Deux assistantes maternelles comparaissent ce 23 juillet devant la justice après la découverte de douze enfants, dont des nourrissons, entassés dans une voiture au sous-sol d’une maison transformée en crèche illégale à Yerres, dans l’Essonne.
L’affaire remonte au 22 juillet, lorsqu’un contrôle de police dans cette commune résidentielle du sud-est de l’Essonne a conduit à une découverte qui a sidéré les enquêteurs. Dans le sous-sol d’un pavillon, les agents ont retrouvé douze enfants âgés de quatre mois à sept ans, enfermés dans un véhicule stationné. La pièce faisait office de structure d’accueil informelle, sans aucun agrément.
Des enfants « en pleurs », deux nourrissons parmi eux
Selon Le Parisien, plusieurs enfants étaient « en pleurs » au moment de l’intervention des forces de l’ordre. Les policiers ont décrit une scène de confinement dans un espace exigu, non ventilé et totalement inadapté à la garde de jeunes enfants. Parmi les douze mineurs se trouvaient deux nourrissons, a précisé Franceinfo, citant des sources proches de l’enquête. Les autres enfants étaient répartis entre la petite enfance et l’âge scolaire.
Les deux femmes, qui se présentaient comme assistantes maternelles, géraient cette structure sans disposer de l’agrément obligatoire délivré par le conseil départemental. En France, une assistante maternelle agréée peut accueillir jusqu’à quatre enfants simultanément à son domicile, dans des conditions strictement encadrées par les services de protection maternelle et infantile. Le ratio constaté à Yerres dépasse très largement ce cadre légal : douze enfants pour deux adultes, dans un sous-sol de pavillon.
Un sous-sol aménagé sans aucune norme de sécurité
La maison de Yerres avait été aménagée pour recevoir des enfants en bas âge de façon régulière, selon les premiers éléments de l’enquête. Le sous-sol, où le véhicule contenant les enfants était stationné, servait de lieu de garde principal. Aucune mesure de sécurité incendie, aucun espace de change ni de repos conforme aux normes en vigueur n’y avait été installé. Les enquêteurs ont également relevé l’absence d’extincteur et de détecteur de fumée dans les lieux.
Les deux prévenues encourent des poursuites pour mise en danger de la vie d’autrui et exercice illégal de la profession d’assistante maternelle. La qualification pénale exacte sera déterminée par le tribunal correctionnel d’Évry, compétent pour le ressort de l’Essonne. La garde à vue initiale a été suivie d’une convocation devant la justice, ce 23 juillet, pour une première audience.

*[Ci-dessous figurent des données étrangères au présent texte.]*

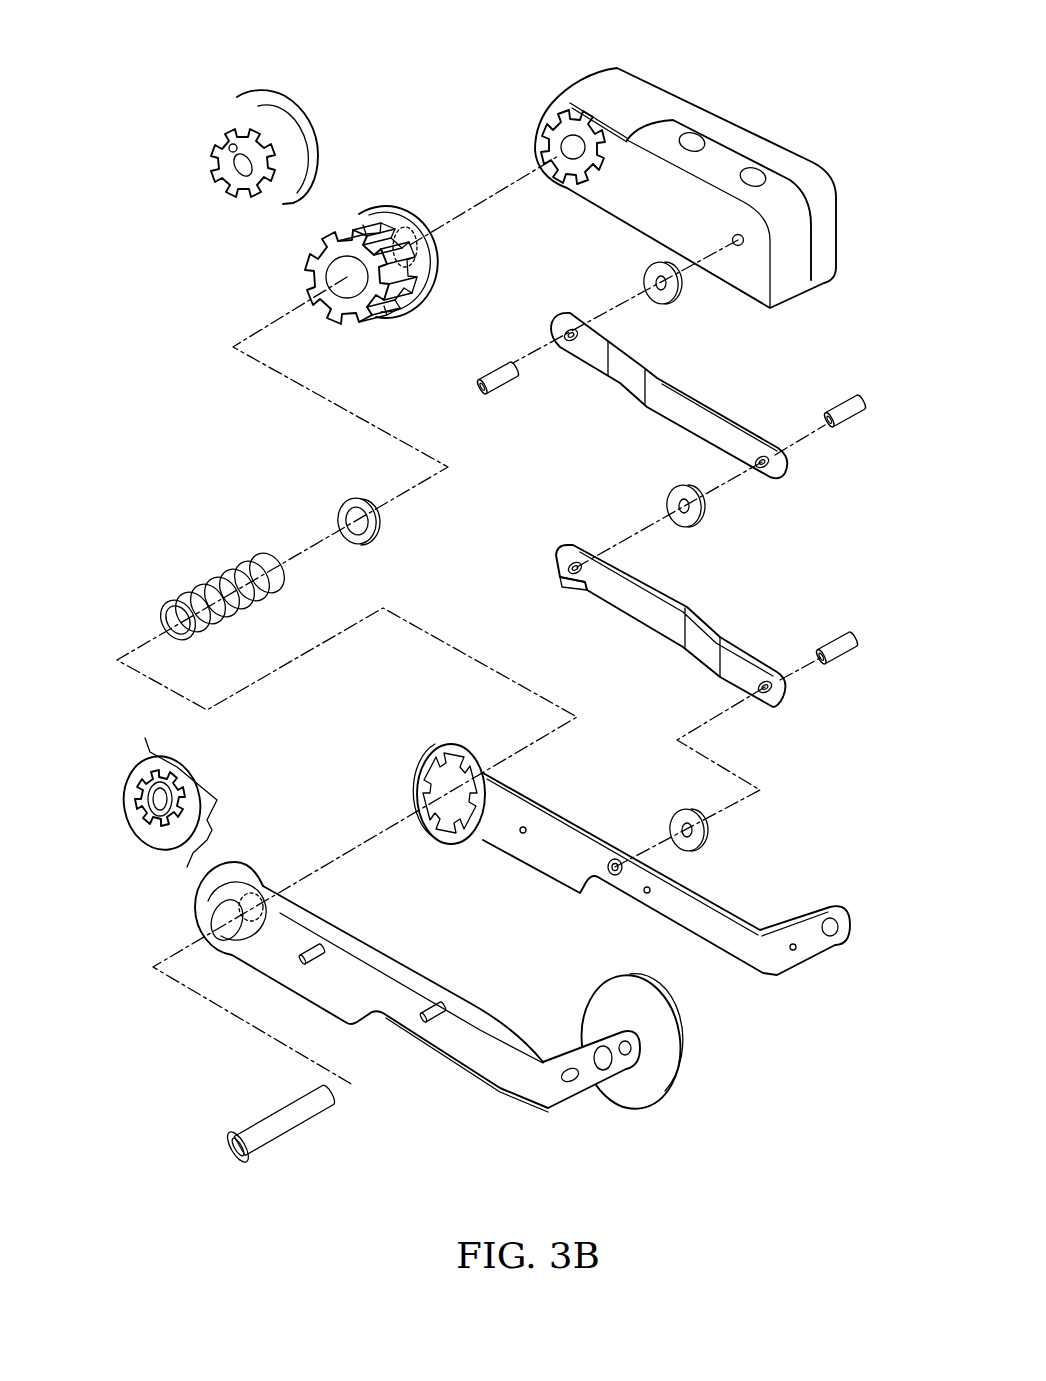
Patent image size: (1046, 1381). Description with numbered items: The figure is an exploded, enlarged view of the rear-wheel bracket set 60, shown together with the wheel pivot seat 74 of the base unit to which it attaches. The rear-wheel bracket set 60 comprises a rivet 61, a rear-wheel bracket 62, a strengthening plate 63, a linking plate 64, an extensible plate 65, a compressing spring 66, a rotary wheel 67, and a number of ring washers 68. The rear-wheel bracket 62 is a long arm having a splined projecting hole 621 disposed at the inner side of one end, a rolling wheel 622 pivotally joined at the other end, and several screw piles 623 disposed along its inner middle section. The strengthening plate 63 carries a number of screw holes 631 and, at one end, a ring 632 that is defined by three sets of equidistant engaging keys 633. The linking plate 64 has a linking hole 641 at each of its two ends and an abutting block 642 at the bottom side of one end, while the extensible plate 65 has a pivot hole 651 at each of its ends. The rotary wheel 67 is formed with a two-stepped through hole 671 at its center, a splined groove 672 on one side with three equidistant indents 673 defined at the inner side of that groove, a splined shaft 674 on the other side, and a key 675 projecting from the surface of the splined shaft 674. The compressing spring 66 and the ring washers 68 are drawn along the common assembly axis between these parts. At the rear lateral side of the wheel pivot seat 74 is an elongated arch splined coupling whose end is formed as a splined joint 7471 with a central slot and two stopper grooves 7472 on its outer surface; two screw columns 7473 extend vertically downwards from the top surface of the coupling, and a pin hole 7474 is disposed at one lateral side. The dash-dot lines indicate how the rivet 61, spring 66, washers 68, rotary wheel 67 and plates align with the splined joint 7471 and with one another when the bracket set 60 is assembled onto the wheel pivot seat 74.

The rear-wheel bracket set 60 is at (736, 1196).
The rivet 61 is at (294, 1153).
The rear-wheel bracket 62 is at (473, 1016).
The splined projecting hole 621 is at (152, 838).
The rolling wheel 622 is at (662, 1080).
The screw piles 623 is at (424, 1028).
The strengthening plate 63 is at (594, 900).
The screw holes 631 is at (617, 876).
The ring 632 is at (483, 822).
The engaging keys 633 is at (417, 774).
The linking plate 64 is at (676, 653).
The linking hole 641 is at (767, 692).
The abutting block 642 is at (582, 580).
The extensible plate 65 is at (693, 419).
The pivot hole 651 is at (780, 475).
The compressing spring 66 is at (214, 566).
The rotary wheel 67 is at (358, 279).
The two-stepped through hole 671 is at (322, 282).
The splined groove 672 is at (354, 238).
The indents 673 is at (414, 278).
The splined shaft 674 is at (229, 164).
The key 675 is at (228, 148).
The ring washers 68 is at (714, 846).
The wheel pivot seat 74 is at (645, 175).
The splined joint 7471 is at (525, 180).
The stopper grooves 7472 is at (575, 182).
The screw columns 7473 is at (756, 180).
The pin hole 7474 is at (745, 247).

Une réglementation stricte face à des dérives persistantes
Le secteur de la petite enfance fait l’objet en France d’une réglementation rigoureuse. Toute structure accueillant des enfants de moins de six ans doit obtenir une autorisation du président du conseil départemental, après avis du maire et des services de PMI. Les assistantes maternelles sont soumises à un agrément individuel, délivré pour cinq ans et renouvelable après évaluation. Les inspections peuvent être déclenchées sur signalement ou de façon aléatoire.
Malgré ce cadre, des structures non déclarées continuent d’opérer, souvent dans des zones où l’offre de garde est insuffisante. En Essonne, département de près de 1,3 million d’habitants, la tension sur les places en crèche est particulièrement forte, ce qui peut favoriser le recours à des solutions informelles de la part de parents en attente d’une place.
Les douze enfants ont été pris en charge par les services départementaux et confiés à des familles d’accueil ou à des structures habilitées. Aucun blessé n’est à déplorer, mais un suivi psychologique a été mis en place pour les plus grands. Une enquête administrative a également été ouverte par la préfecture de l’Essonne pour déterminer depuis combien de temps cette structure illégale fonctionnait et combien d’enfants y ont transité.
Le jugement du tribunal correctionnel d’Évry est attendu dans les prochaines semaines.